The following limitations apply when you choose to use a private endpoint for PostgreSQL:

  • Only subnets that have Azure private endpoint network policies turned off are eligible for private endpoint creation, because network security groups (NSG) are not supported for private endpoints. It is enough to provide one subnet where network security group policies are turned off. The private endpoint created in that subnet is expected to be used from the other subnets. For more information on disabling private endpoint network policies, refer to Disable network policies for private endpoints.
  • A private endpoint can only be created if a single existing resource group is used.
  • Only Azure hosted private DNS zones can be used - it is not possible to use custom third party DNS solutions.
  • The private DNS zone must be in the single resource group, even if the network is located elsewhere. This is because:
    • The DNS zone must have a fixed name.
    • A network cannot have links to two different DNS zones with the same name.
    • It is not possible to check if a VNET already has a DNS zone with a given name attached to it.
  • Only one resource group can have private endpoints with a given VNet. This is because:
    • Only one DNS zone with a given name can be linked to a virtual network.
    • That DNS zone has to be in the single resource group where all the resources are.
  • Private DNS zone and virtual network links are shared within the single resource group:
    • The first environment ever created in that resource group will create them.
    • They will never be deleted by the Management Console.
  • Private DNS zone creation cannot be turned off. There is no option to create a private endpoint without creating a private DNS zone.

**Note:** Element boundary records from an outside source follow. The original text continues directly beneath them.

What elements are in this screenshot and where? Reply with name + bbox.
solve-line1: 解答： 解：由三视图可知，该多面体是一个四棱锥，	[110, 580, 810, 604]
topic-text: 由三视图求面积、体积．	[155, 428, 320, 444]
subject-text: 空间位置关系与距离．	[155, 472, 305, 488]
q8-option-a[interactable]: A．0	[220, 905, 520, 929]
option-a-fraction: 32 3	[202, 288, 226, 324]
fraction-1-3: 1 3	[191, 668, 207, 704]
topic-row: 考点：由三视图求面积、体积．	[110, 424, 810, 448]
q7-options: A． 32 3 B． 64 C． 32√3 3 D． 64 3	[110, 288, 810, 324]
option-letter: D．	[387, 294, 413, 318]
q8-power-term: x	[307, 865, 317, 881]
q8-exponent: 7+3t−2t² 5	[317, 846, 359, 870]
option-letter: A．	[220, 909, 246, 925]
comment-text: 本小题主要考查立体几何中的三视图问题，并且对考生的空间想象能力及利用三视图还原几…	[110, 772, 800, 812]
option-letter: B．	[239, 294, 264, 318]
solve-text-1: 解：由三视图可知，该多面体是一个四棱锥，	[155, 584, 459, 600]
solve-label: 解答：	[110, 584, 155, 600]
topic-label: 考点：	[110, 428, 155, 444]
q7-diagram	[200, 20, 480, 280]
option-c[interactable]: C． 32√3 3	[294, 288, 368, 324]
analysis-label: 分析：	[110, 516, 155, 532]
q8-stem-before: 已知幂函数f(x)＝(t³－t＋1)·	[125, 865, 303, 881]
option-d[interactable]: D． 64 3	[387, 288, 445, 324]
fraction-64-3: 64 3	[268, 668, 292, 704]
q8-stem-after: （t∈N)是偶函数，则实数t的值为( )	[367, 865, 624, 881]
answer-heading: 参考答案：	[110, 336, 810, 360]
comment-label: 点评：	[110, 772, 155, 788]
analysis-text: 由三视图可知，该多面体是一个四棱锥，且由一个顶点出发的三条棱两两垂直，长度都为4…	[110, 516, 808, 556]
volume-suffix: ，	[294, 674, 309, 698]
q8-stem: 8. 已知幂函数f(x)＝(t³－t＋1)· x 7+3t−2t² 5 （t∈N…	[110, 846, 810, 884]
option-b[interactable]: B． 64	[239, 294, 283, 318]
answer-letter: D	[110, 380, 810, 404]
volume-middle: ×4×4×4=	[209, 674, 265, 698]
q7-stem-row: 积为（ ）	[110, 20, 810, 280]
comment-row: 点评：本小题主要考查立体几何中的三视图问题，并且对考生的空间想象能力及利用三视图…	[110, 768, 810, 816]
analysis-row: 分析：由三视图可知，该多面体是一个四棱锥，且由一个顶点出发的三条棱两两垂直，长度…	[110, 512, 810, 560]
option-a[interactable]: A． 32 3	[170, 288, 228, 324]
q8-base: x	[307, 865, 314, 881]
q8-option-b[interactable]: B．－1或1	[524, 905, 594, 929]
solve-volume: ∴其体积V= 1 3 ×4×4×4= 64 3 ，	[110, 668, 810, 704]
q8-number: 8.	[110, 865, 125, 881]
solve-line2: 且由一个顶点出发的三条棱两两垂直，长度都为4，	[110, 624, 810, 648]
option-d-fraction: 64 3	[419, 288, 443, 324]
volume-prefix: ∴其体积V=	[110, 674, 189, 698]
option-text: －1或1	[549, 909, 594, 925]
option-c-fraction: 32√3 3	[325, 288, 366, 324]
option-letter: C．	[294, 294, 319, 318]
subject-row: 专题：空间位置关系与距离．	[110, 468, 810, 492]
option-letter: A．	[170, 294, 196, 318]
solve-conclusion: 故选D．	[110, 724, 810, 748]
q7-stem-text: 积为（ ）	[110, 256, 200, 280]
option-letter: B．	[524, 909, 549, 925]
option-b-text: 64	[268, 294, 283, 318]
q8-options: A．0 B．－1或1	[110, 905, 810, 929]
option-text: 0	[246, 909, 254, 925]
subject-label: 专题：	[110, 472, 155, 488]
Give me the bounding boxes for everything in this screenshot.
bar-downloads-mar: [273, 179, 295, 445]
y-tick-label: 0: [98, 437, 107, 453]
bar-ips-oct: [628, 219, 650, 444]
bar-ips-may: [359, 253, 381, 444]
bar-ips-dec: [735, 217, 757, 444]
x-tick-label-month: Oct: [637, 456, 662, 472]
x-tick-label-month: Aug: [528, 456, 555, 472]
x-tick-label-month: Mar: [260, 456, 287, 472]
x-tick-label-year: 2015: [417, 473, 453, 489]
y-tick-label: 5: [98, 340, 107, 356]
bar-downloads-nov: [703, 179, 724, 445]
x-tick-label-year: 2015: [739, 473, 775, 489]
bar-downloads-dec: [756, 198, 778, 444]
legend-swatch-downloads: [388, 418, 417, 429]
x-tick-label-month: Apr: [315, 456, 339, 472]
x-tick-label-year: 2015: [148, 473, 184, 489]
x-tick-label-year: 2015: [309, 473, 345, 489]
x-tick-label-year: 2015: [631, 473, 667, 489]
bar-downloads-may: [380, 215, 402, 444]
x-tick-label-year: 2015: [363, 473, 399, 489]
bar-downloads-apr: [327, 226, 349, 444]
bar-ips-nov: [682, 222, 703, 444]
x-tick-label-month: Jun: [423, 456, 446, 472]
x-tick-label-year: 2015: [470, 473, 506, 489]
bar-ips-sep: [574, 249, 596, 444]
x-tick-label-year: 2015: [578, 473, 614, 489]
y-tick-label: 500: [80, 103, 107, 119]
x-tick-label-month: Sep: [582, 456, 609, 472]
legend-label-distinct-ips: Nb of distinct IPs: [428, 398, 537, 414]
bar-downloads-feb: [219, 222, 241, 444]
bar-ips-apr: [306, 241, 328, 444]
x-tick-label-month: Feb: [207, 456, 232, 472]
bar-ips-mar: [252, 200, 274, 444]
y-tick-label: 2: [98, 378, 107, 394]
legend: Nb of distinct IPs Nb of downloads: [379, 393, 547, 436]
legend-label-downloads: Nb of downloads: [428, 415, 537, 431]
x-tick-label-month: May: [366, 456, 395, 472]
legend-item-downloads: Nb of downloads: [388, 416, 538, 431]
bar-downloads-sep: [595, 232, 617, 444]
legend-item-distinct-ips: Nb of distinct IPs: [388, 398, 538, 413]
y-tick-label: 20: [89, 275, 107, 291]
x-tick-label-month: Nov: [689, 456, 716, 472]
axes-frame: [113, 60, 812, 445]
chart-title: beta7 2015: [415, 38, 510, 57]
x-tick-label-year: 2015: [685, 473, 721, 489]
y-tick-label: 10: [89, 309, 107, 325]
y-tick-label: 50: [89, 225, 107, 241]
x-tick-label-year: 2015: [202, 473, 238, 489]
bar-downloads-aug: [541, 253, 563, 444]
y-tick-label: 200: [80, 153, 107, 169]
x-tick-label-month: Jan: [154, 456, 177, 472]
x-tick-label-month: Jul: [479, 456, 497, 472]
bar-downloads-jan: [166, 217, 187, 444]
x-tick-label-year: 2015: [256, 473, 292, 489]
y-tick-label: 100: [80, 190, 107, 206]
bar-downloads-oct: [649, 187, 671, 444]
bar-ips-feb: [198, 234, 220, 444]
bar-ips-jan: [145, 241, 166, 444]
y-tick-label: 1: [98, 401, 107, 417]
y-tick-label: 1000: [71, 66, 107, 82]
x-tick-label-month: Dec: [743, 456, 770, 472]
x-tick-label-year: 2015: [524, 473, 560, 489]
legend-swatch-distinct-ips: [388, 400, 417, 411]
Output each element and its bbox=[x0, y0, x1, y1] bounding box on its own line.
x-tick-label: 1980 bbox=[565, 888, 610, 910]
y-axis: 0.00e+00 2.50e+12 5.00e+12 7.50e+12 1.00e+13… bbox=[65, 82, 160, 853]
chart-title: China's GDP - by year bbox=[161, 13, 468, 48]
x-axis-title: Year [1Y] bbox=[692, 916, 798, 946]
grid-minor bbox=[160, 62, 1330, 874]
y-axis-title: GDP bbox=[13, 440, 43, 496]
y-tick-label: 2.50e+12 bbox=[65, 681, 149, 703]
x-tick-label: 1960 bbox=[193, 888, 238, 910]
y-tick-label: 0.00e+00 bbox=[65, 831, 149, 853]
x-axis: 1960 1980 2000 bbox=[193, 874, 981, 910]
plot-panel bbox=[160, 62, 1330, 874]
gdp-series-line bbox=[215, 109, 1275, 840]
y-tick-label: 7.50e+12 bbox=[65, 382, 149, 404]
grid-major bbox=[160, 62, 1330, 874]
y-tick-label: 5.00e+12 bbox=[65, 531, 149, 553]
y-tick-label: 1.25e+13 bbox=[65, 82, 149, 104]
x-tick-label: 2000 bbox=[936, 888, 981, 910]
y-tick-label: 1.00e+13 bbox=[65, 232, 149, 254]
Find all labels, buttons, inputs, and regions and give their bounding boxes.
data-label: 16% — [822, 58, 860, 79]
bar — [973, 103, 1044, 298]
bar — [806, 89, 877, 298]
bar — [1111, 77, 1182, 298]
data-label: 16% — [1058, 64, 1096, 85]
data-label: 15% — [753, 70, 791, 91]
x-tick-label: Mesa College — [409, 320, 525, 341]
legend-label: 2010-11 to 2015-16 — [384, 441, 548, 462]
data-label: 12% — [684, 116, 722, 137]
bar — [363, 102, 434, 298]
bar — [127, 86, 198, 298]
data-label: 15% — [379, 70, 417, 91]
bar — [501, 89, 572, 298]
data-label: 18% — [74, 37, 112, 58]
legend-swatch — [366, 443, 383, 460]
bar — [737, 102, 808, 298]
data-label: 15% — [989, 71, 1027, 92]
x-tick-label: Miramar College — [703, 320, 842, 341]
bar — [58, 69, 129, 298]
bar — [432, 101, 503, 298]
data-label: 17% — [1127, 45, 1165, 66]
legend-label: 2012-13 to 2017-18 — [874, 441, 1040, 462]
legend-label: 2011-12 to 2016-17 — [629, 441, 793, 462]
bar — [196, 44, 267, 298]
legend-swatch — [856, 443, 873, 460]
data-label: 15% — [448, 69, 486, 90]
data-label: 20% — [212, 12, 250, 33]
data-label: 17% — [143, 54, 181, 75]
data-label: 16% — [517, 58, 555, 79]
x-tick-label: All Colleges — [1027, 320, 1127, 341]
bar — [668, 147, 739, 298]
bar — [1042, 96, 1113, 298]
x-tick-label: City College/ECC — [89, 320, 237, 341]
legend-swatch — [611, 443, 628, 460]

Networking resources created under the hood

Enabling a private endpoint in the Management Console involves creation of several resources. All of these resources are necessary for the private endpoint setup that works out-of-the-box:

Resource Description
A private endpoint through which the Postgres server can be reached. This ensures that communication to the Postgres server occurs via a private IP address.
A network interface with a private IP address in the subnet where the private endpoint is added.
A private DNS zone, part of an Azure-hosted DNS server. As described in Azure docs it has a fixed name: privatelink.postgres.database.azure.com. Since services need to contact the Postgres server via FQDN (for example because of SSL), the IP address needs to be resolvable from the VNet.
A virtual network link between the zone and a VNET where the resolution should work.
An “A“ record within the zone for FQDN to IP address resolution. There is no reverse lookup.
Deny public access is set on the Postgres server. Since communication can flow over a private IP address, Deny public access is set on the Postgres server.
For a relevant network diagram illustrating the DNS resolution sequence from virtual network workloads using the private DNS zone, refer to Virtual network workloads without custom DNS server in Azure docs.